Амар еще раз обвел комнату лампадой и вернулся назад к перекрестку. Людской хвост полз за ним. Ругнулся какой-то из этериотов – другой, не имевший факела, наступил ему сапогом на ногу.

– Ну чего? – спросил Трофим. – Поблукатим глубже?

– Нет, – сказал Амар. – Пошли обратно.

Они выбрались из пещеры и двинулись обратно к лагерю, где костер уже почти догорел. Люди однако еще не спали, лежали рядом с углищами вповалку, разглядывая, как переливается алый цвет, и негромко разговаривали.

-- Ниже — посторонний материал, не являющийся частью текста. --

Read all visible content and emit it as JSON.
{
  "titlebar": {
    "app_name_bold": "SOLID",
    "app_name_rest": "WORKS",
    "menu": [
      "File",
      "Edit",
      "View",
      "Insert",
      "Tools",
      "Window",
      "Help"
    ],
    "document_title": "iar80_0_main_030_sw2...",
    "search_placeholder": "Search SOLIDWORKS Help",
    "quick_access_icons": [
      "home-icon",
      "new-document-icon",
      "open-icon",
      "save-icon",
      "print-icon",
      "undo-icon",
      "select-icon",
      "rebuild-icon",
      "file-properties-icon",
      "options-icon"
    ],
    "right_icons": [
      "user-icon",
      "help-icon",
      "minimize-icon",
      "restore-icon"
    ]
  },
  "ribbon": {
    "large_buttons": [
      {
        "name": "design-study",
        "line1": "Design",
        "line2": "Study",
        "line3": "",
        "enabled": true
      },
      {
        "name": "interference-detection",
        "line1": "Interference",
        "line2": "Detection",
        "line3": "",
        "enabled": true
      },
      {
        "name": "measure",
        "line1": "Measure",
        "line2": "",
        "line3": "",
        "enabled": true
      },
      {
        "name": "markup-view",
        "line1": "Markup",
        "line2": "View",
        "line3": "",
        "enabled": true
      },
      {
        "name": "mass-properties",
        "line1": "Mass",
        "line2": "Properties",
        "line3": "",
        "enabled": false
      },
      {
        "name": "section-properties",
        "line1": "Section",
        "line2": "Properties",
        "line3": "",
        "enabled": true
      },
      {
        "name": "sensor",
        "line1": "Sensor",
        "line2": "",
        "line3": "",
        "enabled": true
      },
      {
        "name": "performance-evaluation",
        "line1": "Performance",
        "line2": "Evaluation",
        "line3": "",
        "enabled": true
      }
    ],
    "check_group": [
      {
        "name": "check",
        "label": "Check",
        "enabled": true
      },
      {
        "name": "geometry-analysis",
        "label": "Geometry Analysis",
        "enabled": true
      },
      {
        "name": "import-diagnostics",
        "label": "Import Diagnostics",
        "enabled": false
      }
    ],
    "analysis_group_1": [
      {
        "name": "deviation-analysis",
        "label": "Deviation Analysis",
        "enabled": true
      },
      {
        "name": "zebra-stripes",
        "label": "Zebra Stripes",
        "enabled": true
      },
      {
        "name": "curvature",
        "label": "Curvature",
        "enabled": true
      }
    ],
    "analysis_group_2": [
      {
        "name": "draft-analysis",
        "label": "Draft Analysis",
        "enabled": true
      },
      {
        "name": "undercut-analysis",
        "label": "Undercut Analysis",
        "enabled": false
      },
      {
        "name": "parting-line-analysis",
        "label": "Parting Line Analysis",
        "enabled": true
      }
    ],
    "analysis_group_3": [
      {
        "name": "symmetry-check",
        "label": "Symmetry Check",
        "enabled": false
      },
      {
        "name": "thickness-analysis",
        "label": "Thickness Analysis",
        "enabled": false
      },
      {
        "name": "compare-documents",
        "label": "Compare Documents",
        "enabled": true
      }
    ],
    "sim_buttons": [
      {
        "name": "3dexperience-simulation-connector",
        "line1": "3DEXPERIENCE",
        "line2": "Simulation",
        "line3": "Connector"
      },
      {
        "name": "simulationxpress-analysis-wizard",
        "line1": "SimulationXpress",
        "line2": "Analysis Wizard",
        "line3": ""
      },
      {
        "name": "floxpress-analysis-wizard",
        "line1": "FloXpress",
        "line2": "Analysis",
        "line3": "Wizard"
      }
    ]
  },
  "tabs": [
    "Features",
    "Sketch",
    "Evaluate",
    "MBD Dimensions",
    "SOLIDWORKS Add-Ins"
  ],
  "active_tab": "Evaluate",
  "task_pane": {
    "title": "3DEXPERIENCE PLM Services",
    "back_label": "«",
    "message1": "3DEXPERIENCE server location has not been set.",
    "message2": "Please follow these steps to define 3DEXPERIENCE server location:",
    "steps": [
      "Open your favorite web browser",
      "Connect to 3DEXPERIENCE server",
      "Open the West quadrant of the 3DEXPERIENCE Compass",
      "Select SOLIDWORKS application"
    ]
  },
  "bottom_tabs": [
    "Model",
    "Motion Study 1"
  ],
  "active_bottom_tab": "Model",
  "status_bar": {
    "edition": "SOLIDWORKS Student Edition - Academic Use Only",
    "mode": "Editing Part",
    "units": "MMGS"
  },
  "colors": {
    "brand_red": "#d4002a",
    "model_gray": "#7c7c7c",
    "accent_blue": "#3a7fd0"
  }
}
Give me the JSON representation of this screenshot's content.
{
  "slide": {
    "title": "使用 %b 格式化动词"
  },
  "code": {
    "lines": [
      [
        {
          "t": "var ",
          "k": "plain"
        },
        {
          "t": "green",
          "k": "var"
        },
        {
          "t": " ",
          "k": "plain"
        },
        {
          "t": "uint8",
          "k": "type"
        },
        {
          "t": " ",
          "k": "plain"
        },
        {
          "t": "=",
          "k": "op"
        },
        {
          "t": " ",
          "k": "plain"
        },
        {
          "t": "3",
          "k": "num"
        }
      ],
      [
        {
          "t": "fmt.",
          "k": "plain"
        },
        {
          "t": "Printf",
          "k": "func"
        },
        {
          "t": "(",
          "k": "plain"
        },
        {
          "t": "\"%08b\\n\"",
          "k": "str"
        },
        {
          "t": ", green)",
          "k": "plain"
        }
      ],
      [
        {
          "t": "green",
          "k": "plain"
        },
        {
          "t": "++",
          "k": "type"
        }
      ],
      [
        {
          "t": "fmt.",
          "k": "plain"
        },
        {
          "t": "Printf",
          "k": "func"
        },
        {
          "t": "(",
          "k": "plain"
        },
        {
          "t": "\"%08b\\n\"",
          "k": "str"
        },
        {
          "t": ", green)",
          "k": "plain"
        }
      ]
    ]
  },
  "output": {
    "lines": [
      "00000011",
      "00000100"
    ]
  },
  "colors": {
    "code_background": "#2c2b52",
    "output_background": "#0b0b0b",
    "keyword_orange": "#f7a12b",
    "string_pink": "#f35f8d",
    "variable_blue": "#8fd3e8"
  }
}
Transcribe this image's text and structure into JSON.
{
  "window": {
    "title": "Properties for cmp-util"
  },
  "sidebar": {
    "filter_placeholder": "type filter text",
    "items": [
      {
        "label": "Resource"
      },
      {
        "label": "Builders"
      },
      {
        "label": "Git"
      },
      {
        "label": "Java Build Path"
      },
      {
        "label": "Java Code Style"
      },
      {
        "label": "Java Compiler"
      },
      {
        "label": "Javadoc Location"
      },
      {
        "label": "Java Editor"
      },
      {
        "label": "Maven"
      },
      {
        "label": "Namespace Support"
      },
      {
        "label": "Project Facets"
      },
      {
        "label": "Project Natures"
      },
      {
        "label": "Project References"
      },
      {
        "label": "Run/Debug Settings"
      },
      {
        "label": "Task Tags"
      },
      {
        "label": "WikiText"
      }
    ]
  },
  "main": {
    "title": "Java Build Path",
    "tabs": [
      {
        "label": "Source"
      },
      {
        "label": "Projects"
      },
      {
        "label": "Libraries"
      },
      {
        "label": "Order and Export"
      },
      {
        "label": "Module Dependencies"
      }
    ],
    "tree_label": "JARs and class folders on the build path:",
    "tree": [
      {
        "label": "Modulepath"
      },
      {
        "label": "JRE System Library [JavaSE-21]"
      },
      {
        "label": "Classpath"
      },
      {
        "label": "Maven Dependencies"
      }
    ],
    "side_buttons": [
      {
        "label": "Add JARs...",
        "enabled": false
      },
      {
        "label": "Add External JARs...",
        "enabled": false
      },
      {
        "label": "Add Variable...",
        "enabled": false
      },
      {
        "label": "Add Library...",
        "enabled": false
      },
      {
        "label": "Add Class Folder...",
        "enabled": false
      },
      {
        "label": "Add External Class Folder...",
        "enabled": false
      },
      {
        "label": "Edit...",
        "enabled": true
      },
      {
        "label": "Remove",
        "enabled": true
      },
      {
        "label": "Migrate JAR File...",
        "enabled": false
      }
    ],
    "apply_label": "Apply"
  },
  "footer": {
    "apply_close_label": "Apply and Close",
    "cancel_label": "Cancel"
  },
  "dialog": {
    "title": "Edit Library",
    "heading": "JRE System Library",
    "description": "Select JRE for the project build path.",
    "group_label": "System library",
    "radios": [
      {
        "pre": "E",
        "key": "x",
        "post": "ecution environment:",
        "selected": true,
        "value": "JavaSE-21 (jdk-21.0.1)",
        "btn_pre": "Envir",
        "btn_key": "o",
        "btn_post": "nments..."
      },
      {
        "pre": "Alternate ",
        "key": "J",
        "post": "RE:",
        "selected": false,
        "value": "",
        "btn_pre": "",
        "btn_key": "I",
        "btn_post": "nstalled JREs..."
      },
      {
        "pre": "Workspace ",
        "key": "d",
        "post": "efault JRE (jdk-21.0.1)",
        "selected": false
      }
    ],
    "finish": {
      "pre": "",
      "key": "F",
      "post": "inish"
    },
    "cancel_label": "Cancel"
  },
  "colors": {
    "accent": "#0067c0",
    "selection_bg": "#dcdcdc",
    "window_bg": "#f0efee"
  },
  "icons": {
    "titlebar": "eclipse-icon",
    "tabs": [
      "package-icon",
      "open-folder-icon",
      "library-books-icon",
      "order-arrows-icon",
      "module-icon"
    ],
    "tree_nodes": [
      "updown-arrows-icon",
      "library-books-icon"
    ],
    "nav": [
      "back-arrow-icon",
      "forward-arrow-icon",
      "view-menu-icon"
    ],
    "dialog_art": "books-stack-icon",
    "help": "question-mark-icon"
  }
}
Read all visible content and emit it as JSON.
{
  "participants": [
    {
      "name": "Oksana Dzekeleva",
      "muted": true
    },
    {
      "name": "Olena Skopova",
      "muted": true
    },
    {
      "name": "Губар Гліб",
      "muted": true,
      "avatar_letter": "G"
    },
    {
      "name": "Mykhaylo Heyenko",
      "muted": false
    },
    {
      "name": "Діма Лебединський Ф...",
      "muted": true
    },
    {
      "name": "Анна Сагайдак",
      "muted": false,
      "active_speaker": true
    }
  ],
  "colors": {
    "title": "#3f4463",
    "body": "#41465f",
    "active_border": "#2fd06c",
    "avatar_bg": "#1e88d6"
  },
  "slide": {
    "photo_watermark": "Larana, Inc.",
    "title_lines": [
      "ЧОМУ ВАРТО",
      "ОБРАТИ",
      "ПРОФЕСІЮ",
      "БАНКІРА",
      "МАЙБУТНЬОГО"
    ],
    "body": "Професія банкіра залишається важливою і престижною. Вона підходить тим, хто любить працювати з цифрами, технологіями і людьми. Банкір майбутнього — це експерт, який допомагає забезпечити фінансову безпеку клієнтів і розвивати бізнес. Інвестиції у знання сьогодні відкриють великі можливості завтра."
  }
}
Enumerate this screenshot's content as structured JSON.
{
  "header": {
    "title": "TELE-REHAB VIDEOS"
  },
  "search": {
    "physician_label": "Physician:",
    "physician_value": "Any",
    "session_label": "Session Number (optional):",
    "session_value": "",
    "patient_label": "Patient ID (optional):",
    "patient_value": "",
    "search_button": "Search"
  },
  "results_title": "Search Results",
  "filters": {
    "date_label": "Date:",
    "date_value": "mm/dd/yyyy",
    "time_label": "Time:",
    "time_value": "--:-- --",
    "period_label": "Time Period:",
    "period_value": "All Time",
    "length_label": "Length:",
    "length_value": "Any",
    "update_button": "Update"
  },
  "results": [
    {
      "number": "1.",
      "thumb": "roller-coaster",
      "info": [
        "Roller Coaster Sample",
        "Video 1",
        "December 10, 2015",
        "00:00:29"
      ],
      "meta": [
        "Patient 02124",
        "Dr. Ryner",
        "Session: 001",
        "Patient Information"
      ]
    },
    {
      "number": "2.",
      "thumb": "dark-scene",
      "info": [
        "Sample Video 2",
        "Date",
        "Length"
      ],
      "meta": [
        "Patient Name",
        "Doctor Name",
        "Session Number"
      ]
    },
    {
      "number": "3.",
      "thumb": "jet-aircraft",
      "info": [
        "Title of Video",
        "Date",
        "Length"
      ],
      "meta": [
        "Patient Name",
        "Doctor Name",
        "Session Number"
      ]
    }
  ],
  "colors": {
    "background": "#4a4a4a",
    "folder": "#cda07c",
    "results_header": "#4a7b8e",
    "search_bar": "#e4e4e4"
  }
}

Хунбиш ласково пожелал Амару приятной ночи и с кряхтением поковылял к своему костру, где слуга уже раскинул ему небольшой шатер.

– Ну что, нашли сокровища? – поинтересовался Фока.

– Нашли и уже поделили, – задорно ответил Тит, приземляясь возле спящего Улеба.

Этериоты у соседних костров, услышав слово «сокровище», навострились, но поняв, в чем дело, снова отвалились на землю. У соседнего костра затянули на несколько голосов с подхватом.

 
  Не пора ль нам братцы на работу?
  Зададим себе заботушку-заботу.
  В рощу пойдем, деревца найдем.
  Снимем кору, сладим по веслу.
  Сядем по местам, каждый знает сам.
  И по реке пойдем налегке.
  Только вдруг, остановим струг.
  Послухать нужна, не плачет ли жена?
  Коли плачет молода, вернемся тогда!
  Назад воротимся, ласково простимся.
  Прощевай молода, да не на-до-лга.
  На един часок, на круглый годок!
  Меня ждать-жди, любовь береги.
  Назад приду, даров принесу.
  Колец золотых, шелков непростых.
  Для тебя, не печаль, ничего не жаль.
  Да пуще, жена, мне воля нужна!
  Э-эх!!!
 

– Эй, Меша, – окликнул уже отходящего к своему костру этериота Трофим. – Чего рассказать-то хотел?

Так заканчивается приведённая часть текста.